Section 7 of the Indemnity Agreement authorizes Seaboard to set up a reserve “to cover any contingent claim or claims, loss, cost, attorneys fees and/or other expenses in connection with any” Bond. When it does so, the Indemnitors, among others, within ten days after receipt of written demand, must “pay to [Seaboard] current funds in an amount equal to such reserve, and any subsequent increase thereof, such funds to be held by [Seaboard] as collateral . . . with the right to use the same or any part thereof, at any time, in payment or compromise of any judgment, claim, liability, loss, damage, attorneys fees and disbursements or other expenses.” Kimberly Zanotta, in her affidavit in support of the present motion, includes a letter dated March 12, 2003, by which the Indemni-tors were advised that, pursuant to Section 7 of the Indemnity Agreement, “Seaboard has set reserves in the amount of $844,020.00 for its current and projected losses” as a result of issuing Bonds on behalf of Interstate. The letter also includes a demand that the Indemnitors deposit with Seaboard cash or other collateral acceptable to it with a value of $844,020.00.
There is no affidavit in opposition to the Zanotta affidavit. “When a motion for summary judgment is made and supported as provided in [Rule 56], an adverse parly may not rest upon the mere allegations or denials of his pleading, but his response, by affidavit or otherwise, . . . must set forth specific facts showing that there is a genuine issue for trial.” Mass.R.Civ.P. Rule 56(e).
Once again, the plain language of the Indemnity Agreement compels this payment.
ORDER
For the foregoing reasons, Seaboard’s motion for summary judgment on liability is ALLOWED as to Counts I, II and VI such that liability is established thereon and DENIED as to Counts III, IV and V.
Further, the Indemnitors are directed and ordered to pay to Seaboard, as collateral for the loss reserve established, the sum of $844,020.00 in cash, or other collateral acceptable to it, said payment to be made within twenty (20) days from the date hereof.

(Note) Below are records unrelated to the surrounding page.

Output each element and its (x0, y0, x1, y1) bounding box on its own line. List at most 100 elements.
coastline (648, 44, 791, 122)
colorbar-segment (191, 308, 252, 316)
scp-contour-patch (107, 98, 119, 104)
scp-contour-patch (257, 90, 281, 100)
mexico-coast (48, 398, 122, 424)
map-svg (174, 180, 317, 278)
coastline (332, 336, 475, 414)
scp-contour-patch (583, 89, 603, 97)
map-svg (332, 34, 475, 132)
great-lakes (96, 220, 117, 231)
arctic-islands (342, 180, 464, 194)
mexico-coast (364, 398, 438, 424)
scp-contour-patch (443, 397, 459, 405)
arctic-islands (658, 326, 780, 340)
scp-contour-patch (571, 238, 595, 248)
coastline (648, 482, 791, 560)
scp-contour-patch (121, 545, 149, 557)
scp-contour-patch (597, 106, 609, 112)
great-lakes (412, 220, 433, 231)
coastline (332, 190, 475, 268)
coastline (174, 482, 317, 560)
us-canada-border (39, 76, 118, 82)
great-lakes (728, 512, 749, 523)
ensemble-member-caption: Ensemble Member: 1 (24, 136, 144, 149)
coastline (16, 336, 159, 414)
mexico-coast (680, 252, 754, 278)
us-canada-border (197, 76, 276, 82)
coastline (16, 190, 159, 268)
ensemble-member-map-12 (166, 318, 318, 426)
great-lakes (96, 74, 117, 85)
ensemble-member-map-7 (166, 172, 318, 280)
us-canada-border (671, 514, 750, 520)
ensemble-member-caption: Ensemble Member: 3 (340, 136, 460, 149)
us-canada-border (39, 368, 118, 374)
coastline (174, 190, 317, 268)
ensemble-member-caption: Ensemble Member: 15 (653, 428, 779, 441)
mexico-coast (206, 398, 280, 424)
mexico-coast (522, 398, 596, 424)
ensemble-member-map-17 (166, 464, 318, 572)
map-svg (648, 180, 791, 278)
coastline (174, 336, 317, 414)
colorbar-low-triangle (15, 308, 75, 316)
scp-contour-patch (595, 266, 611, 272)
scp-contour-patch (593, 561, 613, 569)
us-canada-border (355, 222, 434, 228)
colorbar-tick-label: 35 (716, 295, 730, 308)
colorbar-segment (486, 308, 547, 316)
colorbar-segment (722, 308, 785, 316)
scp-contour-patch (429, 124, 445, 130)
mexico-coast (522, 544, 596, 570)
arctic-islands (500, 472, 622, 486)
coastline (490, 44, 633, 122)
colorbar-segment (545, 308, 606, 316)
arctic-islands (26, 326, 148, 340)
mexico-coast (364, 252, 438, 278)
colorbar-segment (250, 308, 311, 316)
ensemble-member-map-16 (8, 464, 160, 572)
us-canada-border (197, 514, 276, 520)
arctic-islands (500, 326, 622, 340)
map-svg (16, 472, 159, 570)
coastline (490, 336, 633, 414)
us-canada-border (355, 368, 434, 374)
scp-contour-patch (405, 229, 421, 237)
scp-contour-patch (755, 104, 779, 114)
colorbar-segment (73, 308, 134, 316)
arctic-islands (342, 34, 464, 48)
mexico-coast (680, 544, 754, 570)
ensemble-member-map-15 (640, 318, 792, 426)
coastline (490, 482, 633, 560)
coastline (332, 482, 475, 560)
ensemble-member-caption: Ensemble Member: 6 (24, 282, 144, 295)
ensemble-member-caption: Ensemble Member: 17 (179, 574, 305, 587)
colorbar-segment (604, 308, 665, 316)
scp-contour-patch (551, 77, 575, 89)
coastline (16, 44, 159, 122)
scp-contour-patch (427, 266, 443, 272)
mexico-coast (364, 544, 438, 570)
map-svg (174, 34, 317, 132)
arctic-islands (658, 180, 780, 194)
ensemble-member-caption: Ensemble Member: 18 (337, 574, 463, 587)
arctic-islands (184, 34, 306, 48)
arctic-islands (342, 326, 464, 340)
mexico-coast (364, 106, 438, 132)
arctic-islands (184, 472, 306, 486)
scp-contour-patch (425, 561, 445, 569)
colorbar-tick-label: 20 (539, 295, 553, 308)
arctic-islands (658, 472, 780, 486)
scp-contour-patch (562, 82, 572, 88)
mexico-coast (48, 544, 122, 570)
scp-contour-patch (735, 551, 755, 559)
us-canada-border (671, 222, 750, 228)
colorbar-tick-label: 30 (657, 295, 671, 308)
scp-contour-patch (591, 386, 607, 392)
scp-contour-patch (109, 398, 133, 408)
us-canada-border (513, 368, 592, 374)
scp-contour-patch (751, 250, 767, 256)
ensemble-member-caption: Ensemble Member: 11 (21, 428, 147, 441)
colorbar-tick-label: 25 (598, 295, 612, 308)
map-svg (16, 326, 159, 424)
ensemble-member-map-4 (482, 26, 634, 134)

There are seven counts in the amended supplemental complaint. Count VII asserts a fraudulent conveyance by Nicholson to Charlene of certain property in Ipswich, Massachusetts.
Also included as an Indemnitor, but not named as a defendant in this case, is Paul W. Nicholson of Hamilton, Massachusetts.
Of course, Section 9 of the Indemnity Agreement will certainly play a prominent role in many of those debates.